Movie matches lessons of book for opening dialogue

The book, now movie “The Hate U Give” was released on Oct. 19. The movie tells a story of a black teen who witnesses two of her best friends murdered by police.

The sight of a police car is supposed to be a comforting feeling, but for many it instills a fear for their lives. “The Hate U Give” by Angie Thomas takes a look through the eyes of Starr Carter, played by Amandla Stenberg, who becomes a witness to her childhood friend, Khalil’s, death by cop. 

Nearly 74.5 million Americans are black, which is about 17.9 percent of the United States. Starr’s story is shown through the eyes of this 17.9 percent and the struggles they have. 

With a message of such importance and meaning, book to movie conversions can be dangerous. However, the movie really does live up to the book’s magnitude.

Although he had to cut out things for timing purposes, director George Tillman Jr. did well with getting the true meaning of “The Hate U Give” to viewing audiences.
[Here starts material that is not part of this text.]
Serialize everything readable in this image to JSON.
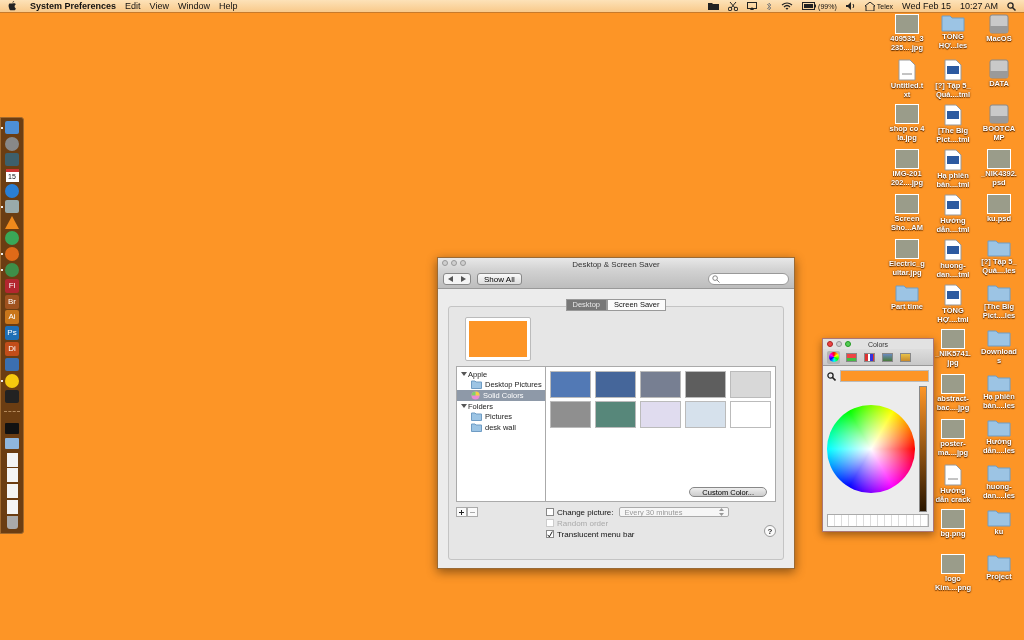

Both the book and the movie emphasize the injustice that African Americans, and minorities in general, face on a daily basis.

One of the focal points of the story is the acronym created by Tupac: THUG LIFE. It stands for “The Hate U Give Little Infants F***s Everybody.”
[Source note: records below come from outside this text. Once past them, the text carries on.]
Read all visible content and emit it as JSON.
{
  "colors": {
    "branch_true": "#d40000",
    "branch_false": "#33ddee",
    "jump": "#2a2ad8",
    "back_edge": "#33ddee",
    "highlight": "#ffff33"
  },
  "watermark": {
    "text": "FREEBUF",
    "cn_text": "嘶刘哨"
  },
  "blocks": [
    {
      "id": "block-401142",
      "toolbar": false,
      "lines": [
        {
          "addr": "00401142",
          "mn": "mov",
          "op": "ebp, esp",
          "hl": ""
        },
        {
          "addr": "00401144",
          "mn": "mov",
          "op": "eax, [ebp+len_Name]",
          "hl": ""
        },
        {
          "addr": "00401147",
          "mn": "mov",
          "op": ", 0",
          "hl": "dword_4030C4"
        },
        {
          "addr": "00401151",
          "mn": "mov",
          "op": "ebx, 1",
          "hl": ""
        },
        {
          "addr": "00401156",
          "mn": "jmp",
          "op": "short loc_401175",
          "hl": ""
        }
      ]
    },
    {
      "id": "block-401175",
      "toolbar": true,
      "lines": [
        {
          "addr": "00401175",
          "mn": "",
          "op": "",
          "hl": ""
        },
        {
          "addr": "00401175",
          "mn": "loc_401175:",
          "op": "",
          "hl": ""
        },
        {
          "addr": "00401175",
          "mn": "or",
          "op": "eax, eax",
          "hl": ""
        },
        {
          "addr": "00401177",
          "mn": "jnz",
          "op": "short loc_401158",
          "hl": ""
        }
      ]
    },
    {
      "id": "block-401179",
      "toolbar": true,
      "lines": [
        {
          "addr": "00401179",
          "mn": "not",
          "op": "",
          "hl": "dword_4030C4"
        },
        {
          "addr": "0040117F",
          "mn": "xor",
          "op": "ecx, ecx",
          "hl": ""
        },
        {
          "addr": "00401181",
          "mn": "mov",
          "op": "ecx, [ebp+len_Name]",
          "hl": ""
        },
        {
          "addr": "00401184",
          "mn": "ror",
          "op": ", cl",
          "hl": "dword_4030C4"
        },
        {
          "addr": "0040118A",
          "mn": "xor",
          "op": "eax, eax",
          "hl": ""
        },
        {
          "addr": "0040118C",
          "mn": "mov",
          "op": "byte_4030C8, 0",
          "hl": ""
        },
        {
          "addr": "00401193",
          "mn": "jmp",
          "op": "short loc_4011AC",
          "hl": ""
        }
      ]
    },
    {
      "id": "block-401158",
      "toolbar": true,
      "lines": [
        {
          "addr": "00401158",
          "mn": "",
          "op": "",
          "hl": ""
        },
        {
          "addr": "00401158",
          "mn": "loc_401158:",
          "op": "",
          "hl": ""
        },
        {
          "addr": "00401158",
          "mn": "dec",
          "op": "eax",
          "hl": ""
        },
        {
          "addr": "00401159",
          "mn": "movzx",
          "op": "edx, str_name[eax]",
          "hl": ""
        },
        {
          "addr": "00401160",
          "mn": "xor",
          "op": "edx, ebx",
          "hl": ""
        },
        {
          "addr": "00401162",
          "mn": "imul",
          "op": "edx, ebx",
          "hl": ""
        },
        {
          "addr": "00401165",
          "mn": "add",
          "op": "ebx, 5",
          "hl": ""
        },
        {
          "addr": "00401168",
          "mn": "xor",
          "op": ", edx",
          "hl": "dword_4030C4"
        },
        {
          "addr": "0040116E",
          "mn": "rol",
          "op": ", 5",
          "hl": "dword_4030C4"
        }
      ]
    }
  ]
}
This phrase can be interpreted in many different ways. The way that author Angie Thomas viewed it was a cycle. 

The oppression of people at the bottom such as African Americans is given from a young age and conditions them to think they are bad. When a child is told that they’re going to be bad when they grow up, they will act on it because they think that’s all they’re good for.  

The book is more than just commenting on today’s social climate. It is also about a girl finding her voice when the world wants her to just be silent.

Starr feels pressure from all aspects of her life to not speak, including her own subconscious. She feels as if there is no one who’d believe her, even if all she was saying was the truth.

In the end, Starr discovers that her voice is the most powerful weapon she could use to honor Khalil’s memory and bring him justice.

Although many at Cedar Fall High School may find it hard to relate to the issues addressed in the novel and movie, it is very eye-opening. Often times we are only fed what we see in the news, which can be particularly one-sided.

What this novel and movie do is show the side of fear and oppression that many around us feel. They feel as if they are not being heard or seen, and this novel and movie show that we don’t need to start a movement to make a difference; all we need to do is start listening.